| PDIA6 Protein | |
|---|---|
| Protein Name | PDIA6 Protein |
| Gene Symbol | PDIA6 |
| UniProt ID | Q15020 |
| PDB Structures | 3U1G, 3U1H |
| Molecular Weight | 48 kDa |
| Subcellular Localization | Endoplasmic Reticulum Lumen |
| Protein Family | Protein Disulfide Isomerase Family |
PDIA6 is a protein involved in protein folding and ER homeostasis.[1] This protein plays important roles in the endoplasmic reticulum where it assists in protein folding and quality control.[2] In the context of neurodegenerative diseases, PDIA6 is implicated in Alzheimer's disease, Parkinson's disease, and other disorders through various mechanisms.[3]
PDIA6 has a distinct structure compared to classical PDIs. It contains two thioredoxin-like domains but lacks the classical C-terminal active site motif. The protein has a flexible structure allowing it to interact with various client proteins. PDIA6 can form complexes with other ER chaperones and has a KDEL retrieval sequence for ER retention.

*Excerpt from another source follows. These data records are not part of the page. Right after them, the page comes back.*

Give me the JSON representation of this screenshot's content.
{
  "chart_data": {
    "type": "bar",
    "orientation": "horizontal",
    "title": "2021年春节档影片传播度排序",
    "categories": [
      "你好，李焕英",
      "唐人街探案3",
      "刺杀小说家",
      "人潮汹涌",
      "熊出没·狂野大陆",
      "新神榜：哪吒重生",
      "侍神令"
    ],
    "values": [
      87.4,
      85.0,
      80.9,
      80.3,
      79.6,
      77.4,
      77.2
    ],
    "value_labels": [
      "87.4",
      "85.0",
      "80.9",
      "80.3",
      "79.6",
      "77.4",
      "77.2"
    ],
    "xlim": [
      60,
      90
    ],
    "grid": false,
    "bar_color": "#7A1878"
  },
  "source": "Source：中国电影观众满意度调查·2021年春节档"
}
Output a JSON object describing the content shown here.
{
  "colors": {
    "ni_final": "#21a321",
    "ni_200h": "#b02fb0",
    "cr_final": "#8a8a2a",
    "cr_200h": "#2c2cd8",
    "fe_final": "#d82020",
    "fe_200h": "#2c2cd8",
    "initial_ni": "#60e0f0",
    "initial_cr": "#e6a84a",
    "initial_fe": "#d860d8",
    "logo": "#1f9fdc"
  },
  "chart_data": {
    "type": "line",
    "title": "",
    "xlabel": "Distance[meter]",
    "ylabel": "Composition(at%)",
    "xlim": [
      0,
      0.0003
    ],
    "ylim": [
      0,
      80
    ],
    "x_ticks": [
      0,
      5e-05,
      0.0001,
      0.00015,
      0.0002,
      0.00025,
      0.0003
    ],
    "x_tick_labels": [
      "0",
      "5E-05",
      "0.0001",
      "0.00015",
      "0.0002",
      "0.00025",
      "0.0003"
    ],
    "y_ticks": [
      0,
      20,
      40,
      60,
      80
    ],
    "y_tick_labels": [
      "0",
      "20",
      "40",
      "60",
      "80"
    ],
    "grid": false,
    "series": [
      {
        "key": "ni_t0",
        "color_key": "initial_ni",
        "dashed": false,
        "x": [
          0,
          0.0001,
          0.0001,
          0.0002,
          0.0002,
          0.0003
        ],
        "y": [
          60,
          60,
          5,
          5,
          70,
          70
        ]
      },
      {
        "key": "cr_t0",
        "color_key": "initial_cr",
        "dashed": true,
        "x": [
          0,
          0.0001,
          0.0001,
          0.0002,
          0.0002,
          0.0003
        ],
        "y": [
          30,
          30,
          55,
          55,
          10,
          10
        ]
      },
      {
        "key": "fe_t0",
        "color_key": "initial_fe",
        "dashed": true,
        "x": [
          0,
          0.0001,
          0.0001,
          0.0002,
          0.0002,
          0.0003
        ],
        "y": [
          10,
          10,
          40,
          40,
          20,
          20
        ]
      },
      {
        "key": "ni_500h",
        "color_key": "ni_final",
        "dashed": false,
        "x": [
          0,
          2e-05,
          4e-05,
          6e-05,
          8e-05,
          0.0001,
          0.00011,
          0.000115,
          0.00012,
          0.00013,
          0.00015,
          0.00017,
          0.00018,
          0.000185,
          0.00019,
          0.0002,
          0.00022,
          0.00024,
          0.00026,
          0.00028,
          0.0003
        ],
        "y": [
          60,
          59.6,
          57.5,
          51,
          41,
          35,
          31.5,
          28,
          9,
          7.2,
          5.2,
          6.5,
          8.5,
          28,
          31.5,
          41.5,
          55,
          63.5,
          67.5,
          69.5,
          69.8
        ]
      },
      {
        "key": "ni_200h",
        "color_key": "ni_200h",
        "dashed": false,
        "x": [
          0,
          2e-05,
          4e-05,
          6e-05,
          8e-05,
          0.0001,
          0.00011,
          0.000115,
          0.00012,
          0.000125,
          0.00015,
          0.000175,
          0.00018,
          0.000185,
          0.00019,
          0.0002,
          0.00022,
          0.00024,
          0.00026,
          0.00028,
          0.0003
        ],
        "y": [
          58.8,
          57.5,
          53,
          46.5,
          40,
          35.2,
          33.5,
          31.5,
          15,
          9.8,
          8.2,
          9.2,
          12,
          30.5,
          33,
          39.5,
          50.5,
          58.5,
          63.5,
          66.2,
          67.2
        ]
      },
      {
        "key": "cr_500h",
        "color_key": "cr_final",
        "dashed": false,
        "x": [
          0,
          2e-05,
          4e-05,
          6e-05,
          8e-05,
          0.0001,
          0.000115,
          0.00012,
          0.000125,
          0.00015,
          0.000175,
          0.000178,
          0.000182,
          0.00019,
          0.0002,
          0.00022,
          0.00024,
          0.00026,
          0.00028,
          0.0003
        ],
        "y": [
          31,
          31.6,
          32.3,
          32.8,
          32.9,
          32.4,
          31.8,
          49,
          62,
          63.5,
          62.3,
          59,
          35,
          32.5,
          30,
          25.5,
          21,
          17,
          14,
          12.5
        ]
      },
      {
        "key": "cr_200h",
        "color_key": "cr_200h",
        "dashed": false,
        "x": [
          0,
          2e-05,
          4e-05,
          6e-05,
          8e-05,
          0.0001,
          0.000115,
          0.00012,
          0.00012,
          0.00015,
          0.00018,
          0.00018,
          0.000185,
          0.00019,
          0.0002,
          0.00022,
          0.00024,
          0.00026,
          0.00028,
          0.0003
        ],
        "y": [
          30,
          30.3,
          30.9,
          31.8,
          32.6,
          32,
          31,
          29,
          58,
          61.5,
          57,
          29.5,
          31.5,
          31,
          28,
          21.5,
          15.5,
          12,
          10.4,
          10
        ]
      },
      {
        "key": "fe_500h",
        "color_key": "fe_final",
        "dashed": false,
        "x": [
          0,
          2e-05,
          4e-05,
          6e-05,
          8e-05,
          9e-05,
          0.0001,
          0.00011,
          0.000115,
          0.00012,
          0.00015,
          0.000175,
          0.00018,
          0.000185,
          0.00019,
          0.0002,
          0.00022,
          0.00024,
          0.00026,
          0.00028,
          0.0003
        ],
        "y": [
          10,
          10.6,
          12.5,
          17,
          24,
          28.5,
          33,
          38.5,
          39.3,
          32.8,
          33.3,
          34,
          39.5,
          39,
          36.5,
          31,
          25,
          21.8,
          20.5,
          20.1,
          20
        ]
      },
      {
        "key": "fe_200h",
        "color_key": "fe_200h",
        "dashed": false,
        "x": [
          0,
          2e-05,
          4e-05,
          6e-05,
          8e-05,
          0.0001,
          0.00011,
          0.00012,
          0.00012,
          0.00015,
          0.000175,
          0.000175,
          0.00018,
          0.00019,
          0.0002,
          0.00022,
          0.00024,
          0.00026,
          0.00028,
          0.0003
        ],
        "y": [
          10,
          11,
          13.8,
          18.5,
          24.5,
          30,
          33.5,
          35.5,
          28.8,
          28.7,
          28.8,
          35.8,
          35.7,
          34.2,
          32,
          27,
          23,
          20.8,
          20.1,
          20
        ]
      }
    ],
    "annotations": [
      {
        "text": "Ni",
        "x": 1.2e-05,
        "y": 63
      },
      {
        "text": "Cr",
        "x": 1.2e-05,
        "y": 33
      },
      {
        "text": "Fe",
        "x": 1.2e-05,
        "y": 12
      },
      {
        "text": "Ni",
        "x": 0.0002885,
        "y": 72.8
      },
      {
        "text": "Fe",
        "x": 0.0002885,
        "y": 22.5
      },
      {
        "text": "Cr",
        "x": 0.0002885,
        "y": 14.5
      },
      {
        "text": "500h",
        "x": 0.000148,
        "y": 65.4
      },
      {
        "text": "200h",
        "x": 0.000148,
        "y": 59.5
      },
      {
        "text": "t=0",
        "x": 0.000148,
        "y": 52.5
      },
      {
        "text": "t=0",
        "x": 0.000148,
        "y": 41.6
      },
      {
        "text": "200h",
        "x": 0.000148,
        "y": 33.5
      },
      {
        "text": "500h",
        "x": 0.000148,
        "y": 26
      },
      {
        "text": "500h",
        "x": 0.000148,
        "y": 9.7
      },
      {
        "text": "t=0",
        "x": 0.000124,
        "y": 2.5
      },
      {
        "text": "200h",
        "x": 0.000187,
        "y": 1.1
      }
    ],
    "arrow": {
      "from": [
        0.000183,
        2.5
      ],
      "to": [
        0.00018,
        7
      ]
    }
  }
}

PDIA6 functions as an ER chaperone and assists in protein folding. Unlike classical PDIs, it has less specific disulfide isomerase activity and acts more as a molecular chaperone. PDIA6 is involved in the unfolded protein response (UPR) and helps manage ER stress. It has anti-apoptotic properties and can protect cells from ER stress-induced cell death. PDIA6 can also translocate to other cellular compartments under certain conditions.
PDIA6 is implicated in neurodegenerative diseases through its role in ER homeostasis. In Alzheimer's disease, PDIA6 expression is altered in response to amyloid pathology and helps manage misfolded protein stress. In Parkinson's disease, PDIA6 may assist in clearing alpha-synuclein. Reduced PDIA6 function contributes to ER stress-mediated neuronal death. The protein is being studied as a potential biomarker for neurodegenerative diseases.
Enhancing PDIA6 function through pharmacological approaches may help treat neurodegenerative diseases by improving ER protein folding capacity. However, specific PDIA6 modulators are not well developed. Gene therapy approaches to increase PDIA6 expression are being explored. The protein represents a potential therapeutic target for enhancing cellular protein quality control mechanisms.